Shortly after Congressman Paul Ryan was sworn in as Speaker of the House, he admitted to his colleagues: "The House is broken. We are not solving problems; we are adding to them. Neither the members nor the people are satisfied with how things are going."
If the House is really broken, as he says, then it's because of Congress' consistent failure to exercise its constitutional powers. Our fundamental document, the Constitution, Article One, Section One, begins: "All legislative Powers herein granted shall be vested in a Congress of the United States." The rest of Article One sets forth the many powers that the framers allocated to what they thought would be the most powerful of our three branches of government.

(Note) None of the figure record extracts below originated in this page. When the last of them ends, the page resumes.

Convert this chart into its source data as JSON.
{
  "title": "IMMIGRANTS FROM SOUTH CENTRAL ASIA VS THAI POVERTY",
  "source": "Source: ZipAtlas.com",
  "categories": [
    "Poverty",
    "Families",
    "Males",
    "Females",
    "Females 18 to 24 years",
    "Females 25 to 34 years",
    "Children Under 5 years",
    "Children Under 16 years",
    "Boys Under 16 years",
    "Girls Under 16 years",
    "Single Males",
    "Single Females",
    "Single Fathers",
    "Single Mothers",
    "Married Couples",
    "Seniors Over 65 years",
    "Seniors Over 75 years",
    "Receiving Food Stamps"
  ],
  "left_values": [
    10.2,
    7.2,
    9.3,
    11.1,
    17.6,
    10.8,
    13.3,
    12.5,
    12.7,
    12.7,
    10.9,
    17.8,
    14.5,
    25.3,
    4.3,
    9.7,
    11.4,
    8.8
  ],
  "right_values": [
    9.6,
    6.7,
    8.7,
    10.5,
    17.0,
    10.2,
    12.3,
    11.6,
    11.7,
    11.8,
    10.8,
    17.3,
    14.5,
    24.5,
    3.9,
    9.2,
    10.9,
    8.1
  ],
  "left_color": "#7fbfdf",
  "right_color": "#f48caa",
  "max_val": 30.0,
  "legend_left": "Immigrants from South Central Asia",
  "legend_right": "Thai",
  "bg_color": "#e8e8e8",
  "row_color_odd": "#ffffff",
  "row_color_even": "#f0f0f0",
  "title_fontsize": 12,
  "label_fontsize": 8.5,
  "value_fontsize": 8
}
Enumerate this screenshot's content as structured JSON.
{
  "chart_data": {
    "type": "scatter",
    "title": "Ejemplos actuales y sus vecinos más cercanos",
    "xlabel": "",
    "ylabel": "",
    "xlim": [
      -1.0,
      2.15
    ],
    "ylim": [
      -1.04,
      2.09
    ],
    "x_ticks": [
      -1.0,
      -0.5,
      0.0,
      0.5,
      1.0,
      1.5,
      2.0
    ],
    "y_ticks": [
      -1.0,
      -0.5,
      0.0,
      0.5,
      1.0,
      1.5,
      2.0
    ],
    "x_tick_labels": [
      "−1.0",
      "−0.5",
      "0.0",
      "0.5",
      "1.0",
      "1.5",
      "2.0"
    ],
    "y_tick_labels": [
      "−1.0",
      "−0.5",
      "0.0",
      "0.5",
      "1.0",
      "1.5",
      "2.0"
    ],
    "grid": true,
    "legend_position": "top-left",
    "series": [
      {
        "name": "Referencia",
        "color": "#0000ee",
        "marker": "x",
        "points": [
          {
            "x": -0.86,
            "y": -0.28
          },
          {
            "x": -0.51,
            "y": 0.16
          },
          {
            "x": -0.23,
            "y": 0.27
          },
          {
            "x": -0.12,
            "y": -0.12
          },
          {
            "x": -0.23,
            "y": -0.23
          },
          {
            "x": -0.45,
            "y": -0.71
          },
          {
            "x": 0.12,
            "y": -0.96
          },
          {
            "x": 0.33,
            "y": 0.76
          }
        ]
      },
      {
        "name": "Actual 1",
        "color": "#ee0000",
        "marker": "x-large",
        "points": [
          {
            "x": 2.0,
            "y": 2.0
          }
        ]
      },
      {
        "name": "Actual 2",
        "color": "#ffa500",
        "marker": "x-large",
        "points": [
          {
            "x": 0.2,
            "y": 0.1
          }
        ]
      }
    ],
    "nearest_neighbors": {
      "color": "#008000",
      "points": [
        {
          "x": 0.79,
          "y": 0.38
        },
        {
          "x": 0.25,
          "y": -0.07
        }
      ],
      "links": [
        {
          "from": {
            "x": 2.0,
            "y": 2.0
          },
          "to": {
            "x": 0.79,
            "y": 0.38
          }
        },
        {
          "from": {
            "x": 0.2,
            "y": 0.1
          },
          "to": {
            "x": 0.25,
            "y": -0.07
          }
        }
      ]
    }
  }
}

In his first act as incoming Speaker, Ryan signed a deal that was secretly negotiated by outgoing Speaker John Boehner. A key provision of that deal was to surrender Congress' authority to "borrow money on the credit of the United States" for the remainder of President Obama's term as president. To confirm this budget deal, Ryan had to violate the so-called Hastert rule, in which Republican leaders repeatedly promised not to advance legislation that most Republicans oppose. Two-thirds of Republicans in both Houses opposed the Boehner-Obama budget deal, yet the new leadership allowed it to become law with mostly Democratic votes.
Despite strong Republican majorities sent to both Houses by the voters in last year's election, the new Congress has surrendered its basic powers over foreign trade, war and peace, immigration and naturalization, confirmation of judges and the regulation of federal courts.